As far as dealing with the records of people with low-level marijuana convictions though, he believes the expungement system is a better model.
“Expungement is better because when they seal the record it’s like it never happened,” he said. “A pardon won’t go as far as that, but we don’t yet know if the DOJ will seal the records. It’s still entirely possible it will still be on the record and effect things like jobs and housing for those with convictions.”
Arizona’s expungement program began in July 2021 and the process has been slow and laborious, at best.
According to the AJP, as of March 2022 there have been 14,458 expungement petitions submitted to the courts, but no number has been given for the total number granted.
The AJP has worked to determine the number of petitions that have been granted through public records requests, but the responses have been piecemeal from each county.

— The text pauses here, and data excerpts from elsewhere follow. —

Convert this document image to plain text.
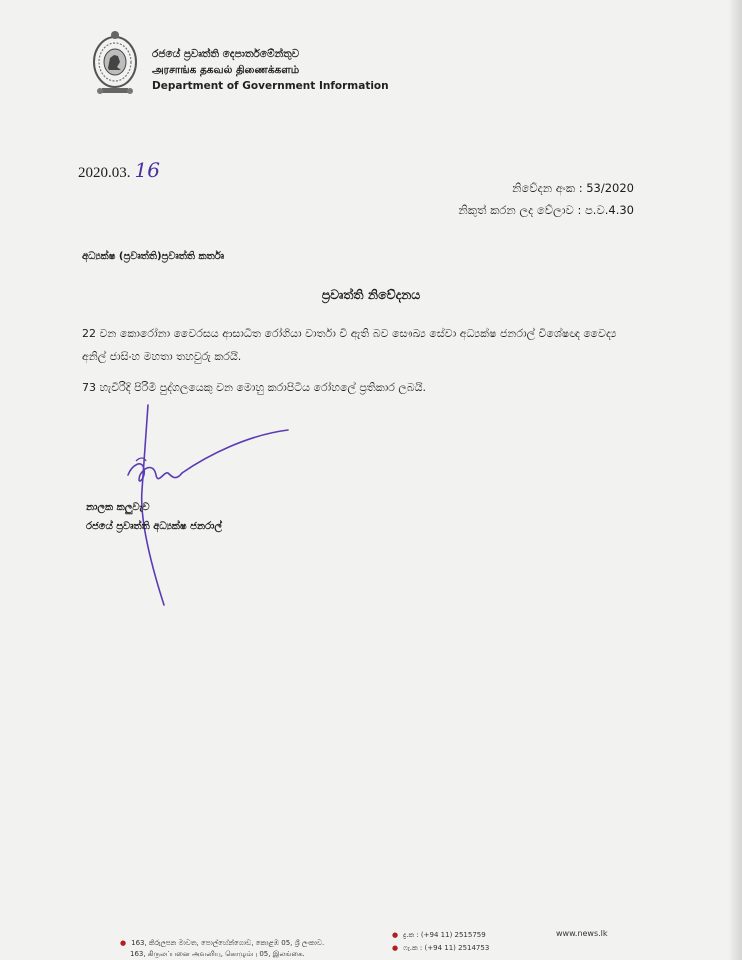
රජයේ ප්‍රවෘත්ති දෙපාර්තමේන්තුව
அரசாங்க தகவல் திணைக்களம்
Department of Government Information
2020.03. 16
නිවේදන අංක : 53/2020
නිකුත් කරන ලද වේලාව : ප.ව.4.30
අධ්‍යක්ෂ (ප්‍රවෘත්ති)ප්‍රවෘත්ති කර්තෘ
ප්‍රවෘත්ති නිවේදනය

22 වන කොරෝනා වෛරසය ආසාධිත රෝගියා වාර්තා වී ඇති බව සෞඛ්‍ය සේවා අධ්‍යක්ෂ ජනරාල් විශේෂඥ වෛද්‍ය අනිල් ජාසිංහ මහතා තහවුරු කරයි.

73 හැවිරිදි පිරිමි පුද්ගලයෙකු වන මොහු කරාපිටිය රෝහලේ ප්‍රතිකාර ලබයි.

නාලක කලුවැව
රජයේ ප්‍රවෘත්ති අධ්‍යක්ෂ ජනරාල්
● 163, කිරුලපන මාවත, පොල්හේන්ගොඩ, කොළඹ 05, ශ්‍රී ලංකාව.
163, கிருலப்பனை அவனியு, கொழும்பு 05, இலங்கை.
● දු.ක : (+94 11) 2515759
● ෆැ.ක : (+94 11) 2514753
www.news.lk
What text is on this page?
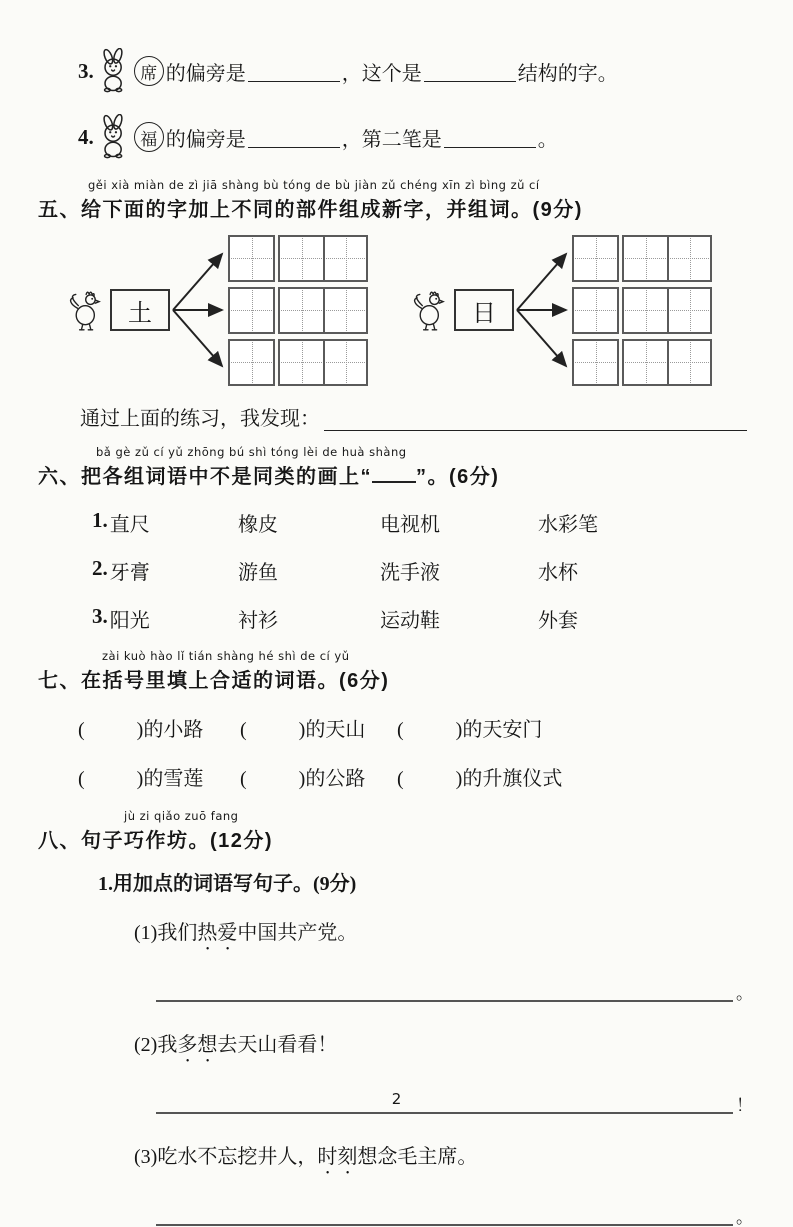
3.	席 的偏旁是	，这个是	结构的字。
4.	福 的偏旁是	，第二笔是	。
gěi xià miàn de zì jiā shàng bù tóng de bù jiàn zǔ chéng xīn zì bìng zǔ cí
五、给下面的字加上不同的部件组成新字，并组词。(9分)
土	日
通过上面的练习，我发现：
bǎ gè zǔ cí yǔ zhōng bú shì tóng lèi de huà shàng
六、把各组词语中不是同类的画上“ ”。(6分)
1. 直尺	橡皮	电视机	水彩笔
2. 牙膏	游鱼	洗手液	水杯
3. 阳光	衬衫	运动鞋	外套
zài kuò hào lǐ tián shàng hé shì de cí yǔ
七、在括号里填上合适的词语。(6分)
(	)的小路	(	)的天山	(	)的天安门
(	)的雪莲	(	)的公路	(	)的升旗仪式
jù zi qiǎo zuō fang
八、句子巧作坊。(12分)
1.用加点的词语写句子。(9分)
(1)我们热爱中国共产党。
。
(2)我多想去天山看看！
！
(3)吃水不忘挖井人，时刻想念毛主席。
。
2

According to the communications director for the state Supreme Court, as of March 2022, the following number of petitions have been granted:
• Gila County, 35 granted as of Aug. 4;
• Mohave County, 12 granted as of
July 20;
• Navajo County, 21 granted as of
July 20;
• Pima County, 70 granted as of June 30;
• Santa Cruz, four granted as of July 21;
• Yavapai, 102 granted as of July 20.
The Maricopa County Attorney’s Office has led the way with expungements in the state and as of late July, was approaching 15,000 in total.